Success in the asset management industry is not gender specific, says UBS official
Women must put their hands up to be counted in the fiercely competitive and male-dominated industry, feels Charlene Huang
Having led a team that helps oversee multibillion dollar assets in the world’s most dynamic markets, Charlene Huang, co-head Asia-Pacific of Global Multi-Managers (GMM), the global real estate arm of UBS Asset Management, believes that her success in a male-dominated industry has been a natural progression with the help of her family and colleagues.
An expectant mother of six months, Huang, in an elegant black dress, arrived at UBS’s office on the 52nd floor of the International Financial Centre in the morning for a meeting, before setting off couple of hours later to the airport for a flight back to Singapore, where she is currently based.
Educated in Australia, Huang got a job in London focusing on performance analysis in a top real estate intelligence service, before joining UBS Wealth Management in 2007.
In 2014, she was promoted to her current post, where she is responsible for investment selection and growing the GMM clients, among others, for UBS Asset Management’s Asia-Pacific real estate business, three years after serving as an assistant portfolio manager.
In an interview with the South China Morning Post, the multibillion dollar asset manager shared with us her investment tips, the beauty of managing real estate assets, as well as tips for aspiring future female leaders in her industry.
As a real estate asset manager, which countries do you favour for investment?
In Asia-Pacific, we like offices in Australia though there are a few difficulties with other sectors in the country. We are bullish on offices in Sydney and Melbourne, rather than in other Australian cities. Part of the issue is the access to property - in the Sydney CBD, we’ve seen a lot of regeneration and renewals and we want to make sure that we are able to access good quality stock.
At the same time, it is also equally important for us to consider the foreign exchange impact while making cross-border investments.
How is your exposure to the China property market in view of the polarised situation between its tier 1 and tier two cities?
In China, residential property is considered a social good. So, the government comes out with policies to ensure that prices don’t heat up too extensively. We have very limited exposure to the Chinese residential market partly because of that reason. I think it is more of a policy driven market and hence difficult for investors to gauge.
But in commercial property that’s not the case. We have a bigger exposure to the office market in China.
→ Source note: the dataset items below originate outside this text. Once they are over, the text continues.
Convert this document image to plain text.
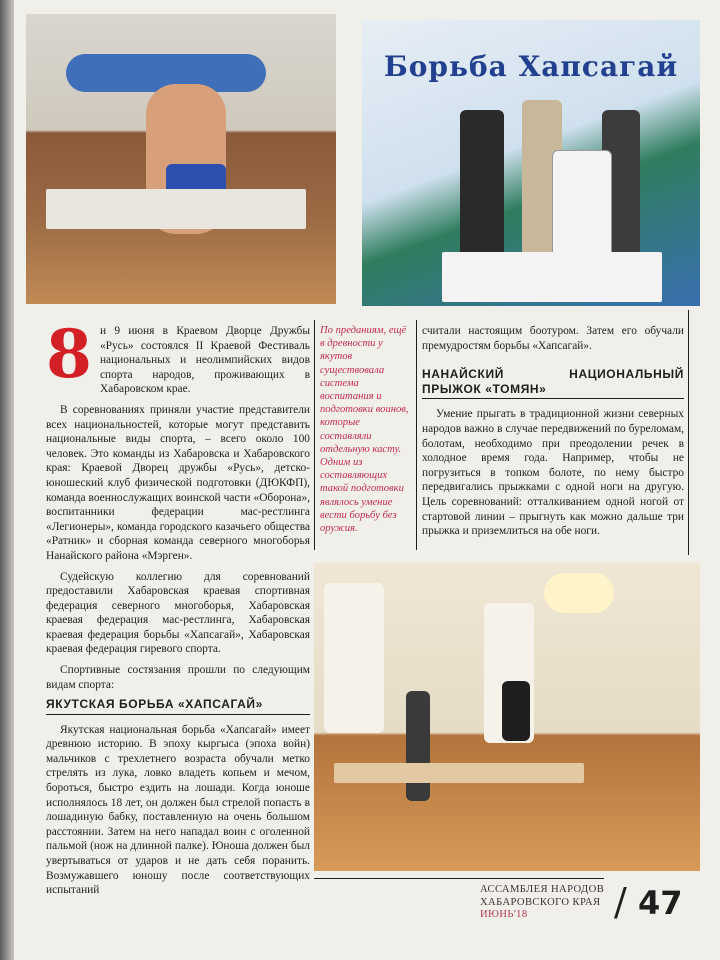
Борьба Хапсагай

8 и 9 июня в Краевом Дворце Дружбы «Русь» состоялся II Краевой Фестиваль национальных и неолимпийских видов спорта народов, проживающих в Хабаровском крае.

В соревнованиях приняли участие представители всех национальностей, которые могут представить национальные виды спорта, – всего около 100 человек. Это команды из Хабаровска и Хабаровского края: Краевой Дворец дружбы «Русь», детско-юношеский клуб физической подготовки (ДЮКФП), команда военнослужащих воинской части «Оборона», воспитанники федерации мас-рестлинга «Легионеры», команда городского казачьего общества «Ратник» и сборная команда северного многоборья Нанайского района «Мэрген».

Судейскую коллегию для соревнований предоставили Хабаровская краевая спортивная федерация северного многоборья, Хабаровская краевая федерация мас-рестлинга, Хабаровская краевая федерация борьбы «Хапсагай», Хабаровская краевая федерация гиревого спорта.

Спортивные состязания прошли по следующим видам спорта:

ЯКУТСКАЯ БОРЬБА «ХАПСАГАЙ»

Якутская национальная борьба «Хапсагай» имеет древнюю историю. В эпоху кыргыса (эпоха войн) мальчиков с трехлетнего возраста обучали метко стрелять из лука, ловко владеть копьем и мечом, бороться, быстро ездить на лошади. Когда юноше исполнялось 18 лет, он должен был стрелой попасть в лошадиную бабку, поставленную на очень большом расстоянии. Затем на него нападал воин с оголенной пальмой (нож на длинной палке). Юноша должен был увертываться от ударов и не дать себя поранить. Возмужавшего юношу после соответствующих испытаний

По преданиям, ещё в древности у якутов существовала система воспитания и подготовки воинов, которые составляли отдельную касту. Одним из составляющих такой подготовки являлось умение вести борьбу без оружия.

считали настоящим боотуром. Затем его обучали премудростям борьбы «Хапсагай».

НАНАЙСКИЙ НАЦИОНАЛЬНЫЙ ПРЫЖОК «ТОМЯН»

Умение прыгать в традиционной жизни северных народов важно в случае передвижений по буреломам, болотам, необходимо при преодолении речек в холодное время года. Например, чтобы не погрузиться в топком болоте, по нему быстро передвигались прыжками с одной ноги на другую. Цель соревнований: отталкиванием одной ногой от стартовой линии – прыгнуть как можно дальше три прыжка и приземлиться на обе ноги.

АССАМБЛЕЯ НАРОДОВ
ХАБАРОВСКОГО КРАЯ
ИЮНЬ'18	/ 47
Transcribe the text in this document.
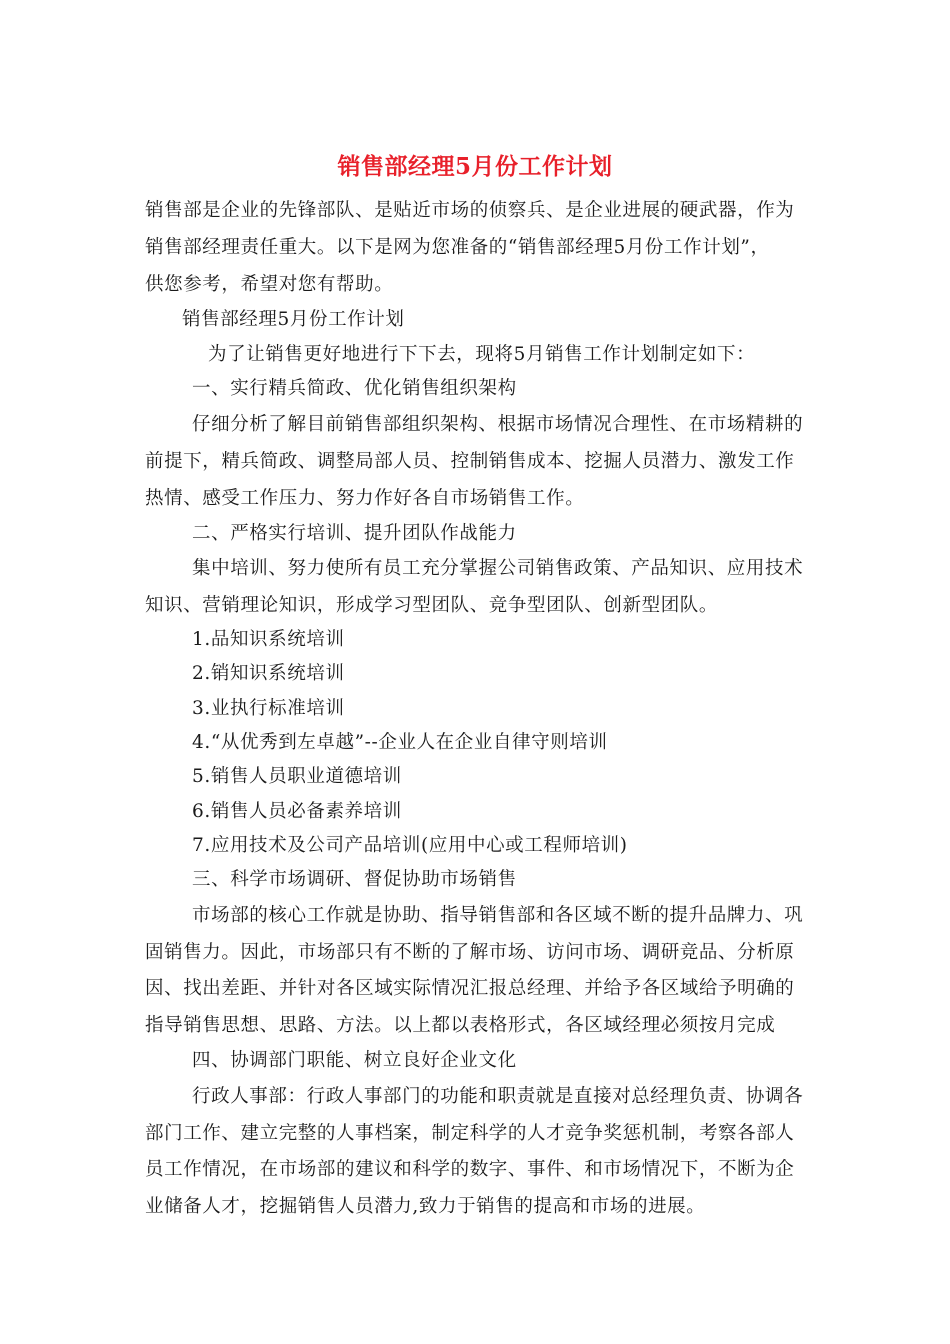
销售部经理5月份工作计划
销售部是企业的先锋部队、是贴近市场的侦察兵、是企业进展的硬武器，作为
销售部经理责任重大。以下是网为您准备的“销售部经理5月份工作计划”，
供您参考，希望对您有帮助。
销售部经理5月份工作计划
为了让销售更好地进行下下去，现将5月销售工作计划制定如下：
一、实行精兵简政、优化销售组织架构
仔细分析了解目前销售部组织架构、根据市场情况合理性、在市场精耕的
前提下，精兵简政、调整局部人员、控制销售成本、挖掘人员潜力、激发工作
热情、感受工作压力、努力作好各自市场销售工作。
二、严格实行培训、提升团队作战能力
集中培训、努力使所有员工充分掌握公司销售政策、产品知识、应用技术
知识、营销理论知识，形成学习型团队、竞争型团队、创新型团队。
1.品知识系统培训
2.销知识系统培训
3.业执行标准培训
4.“从优秀到左卓越”--企业人在企业自律守则培训
5.销售人员职业道德培训
6.销售人员必备素养培训
7.应用技术及公司产品培训(应用中心或工程师培训)
三、科学市场调研、督促协助市场销售
市场部的核心工作就是协助、指导销售部和各区域不断的提升品牌力、巩
固销售力。因此，市场部只有不断的了解市场、访问市场、调研竞品、分析原
因、找出差距、并针对各区域实际情况汇报总经理、并给予各区域给予明确的
指导销售思想、思路、方法。以上都以表格形式，各区域经理必须按月完成
四、协调部门职能、树立良好企业文化
行政人事部：行政人事部门的功能和职责就是直接对总经理负责、协调各
部门工作、建立完整的人事档案，制定科学的人才竞争奖惩机制，考察各部人
员工作情况，在市场部的建议和科学的数字、事件、和市场情况下，不断为企
业储备人才，挖掘销售人员潜力,致力于销售的提高和市场的进展。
However, our exposure is confined to the tier 1 cities – they probably are the only cities in China that can be classified as a core market, because of the tenant demand, the depth of the market, more international investor profile, the liquidity and stability of income.
There is a general view that there are several buying opportunities in the Singapore market now? What are your views on the same?
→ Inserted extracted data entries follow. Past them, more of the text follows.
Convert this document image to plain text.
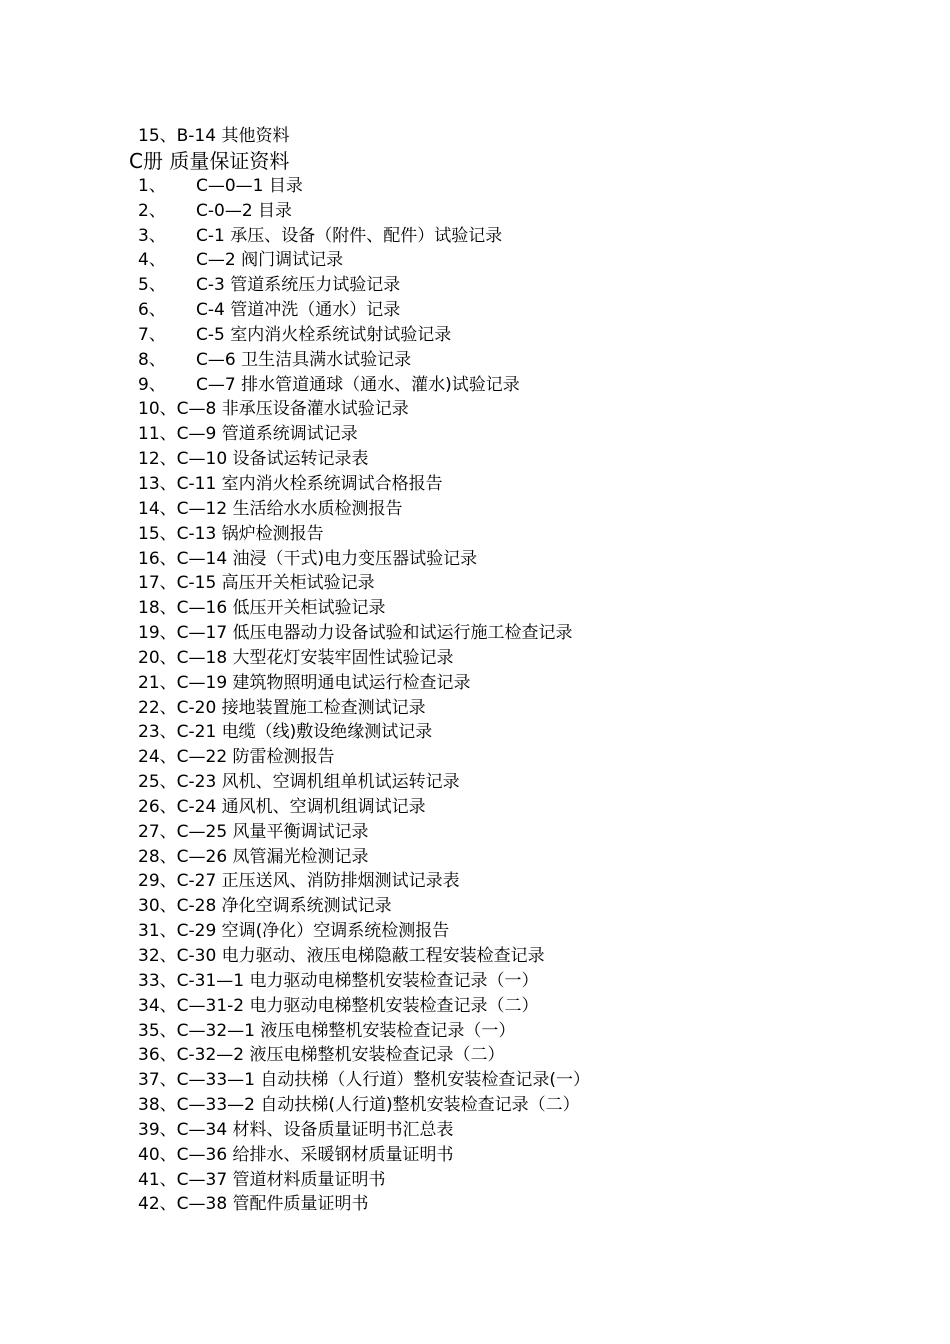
15、B-14 其他资料
C册 质量保证资料
1、 C—0—1 目录
2、 C-0—2 目录
3、 C-1 承压、设备（附件、配件）试验记录
4、 C—2 阀门调试记录
5、 C-3 管道系统压力试验记录
6、 C-4 管道冲洗（通水）记录
7、 C-5 室内消火栓系统试射试验记录
8、 C—6 卫生洁具满水试验记录
9、 C—7 排水管道通球（通水、灌水)试验记录
10、C—8 非承压设备灌水试验记录
11、C—9 管道系统调试记录
12、C—10 设备试运转记录表
13、C-11 室内消火栓系统调试合格报告
14、C—12 生活给水水质检测报告
15、C-13 锅炉检测报告
16、C—14 油浸（干式)电力变压器试验记录
17、C-15 高压开关柜试验记录
18、C—16 低压开关柜试验记录
19、C—17 低压电器动力设备试验和试运行施工检查记录
20、C—18 大型花灯安装牢固性试验记录
21、C—19 建筑物照明通电试运行检查记录
22、C-20 接地装置施工检查测试记录
23、C-21 电缆（线)敷设绝缘测试记录
24、C—22 防雷检测报告
25、C-23 风机、空调机组单机试运转记录
26、C-24 通风机、空调机组调试记录
27、C—25 风量平衡调试记录
28、C—26 凤管漏光检测记录
29、C-27 正压送风、消防排烟测试记录表
30、C-28 净化空调系统测试记录
31、C-29 空调(净化）空调系统检测报告
32、C-30 电力驱动、液压电梯隐蔽工程安装检查记录
33、C-31—1 电力驱动电梯整机安装检查记录（一）
34、C—31-2 电力驱动电梯整机安装检查记录（二）
35、C—32—1 液压电梯整机安装检查记录（一）
36、C-32—2 液压电梯整机安装检查记录（二）
37、C—33—1 自动扶梯（人行道）整机安装检查记录(一）
38、C—33—2 自动扶梯(人行道)整机安装检查记录（二）
39、C—34 材料、设备质量证明书汇总表
40、C—36 给排水、采暖钢材质量证明书
41、C—37 管道材料质量证明书
42、C—38 管配件质量证明书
We do see a lot of investors buying property in Singapore. A lot of it relies on whether the cooling measures are going to be relaxed. It is more of an opportunistic buying. The commercial real estate market in Singapore is facing an oversupply right now. The office market in terms of leasing is expected to see a few more years of downward trajectory.
How did you enter the sector as an asset manager? Many people consider it a stressful experience?
I fell into the shop quite accidentally. It wasn’t planned. I was working in London back in the day. I used to work for a company called IPD, which is a benchmarking company specialising real estate and I focused on performances analysis. That’s how I started in the industry – I was quite young [at the time] and looking for a job. When I worked at IPD, some of the work that I did in research and analysis was not that different from what an analyst or a portfolio manager did. So it was just a kind of natural progression.
What is the most exciting thing about being a real estate asset manager?
I like the people best. It’s a very dynamic industry. The most exciting thing about the industry is it is not homogenous. Every single market, every single asset that you are looking at is different. And very often it is up to us to find the opportunity. For example, equities, every unit of equities is traded the same, but in real estate every single building you look at is different. That’s quite exciting.
And obviously in terms of pricing, it is a lot less transparent than anything that is publicly traded of course. So the price discovery process is quite interesting – how you find value, how you think you might be able to create value out of it.
How do you strike a work-life balance and what do you think of being a female leader in a male-dominated industry?
I am very fortunate to have a supportive husband. In spite of the long working hours, he helps me a lot with child care and I think that is absolutely crucial.
In UBS, we have women specific talent programmes to identify the next generation of women leaders. So the company has also been supportive.
But I think I was never brought up to see myself as being different. I have never felt different from a boy, never ever felt throughout the course of my career that “oh this is something I can’t do.” A lot of it is about teaching women from a young age that you are not different.
What do you think are the advantages of women in asset management?
I would actually not “pigeonhole” women by saying that: “Oh! women have these characteristics. I think all women are different. Some are thoughtful and considerate while others are very aggressive. You don’t have to be a woman and a negotiating mother to be a caring person. It doesn’t have to be like that.
What are your words of advice for women who want to work in the asset management industry or for those who want to take on more leadership roles?
The most important thing, obviously is to put your hands up. You should say you want it and you want to do it.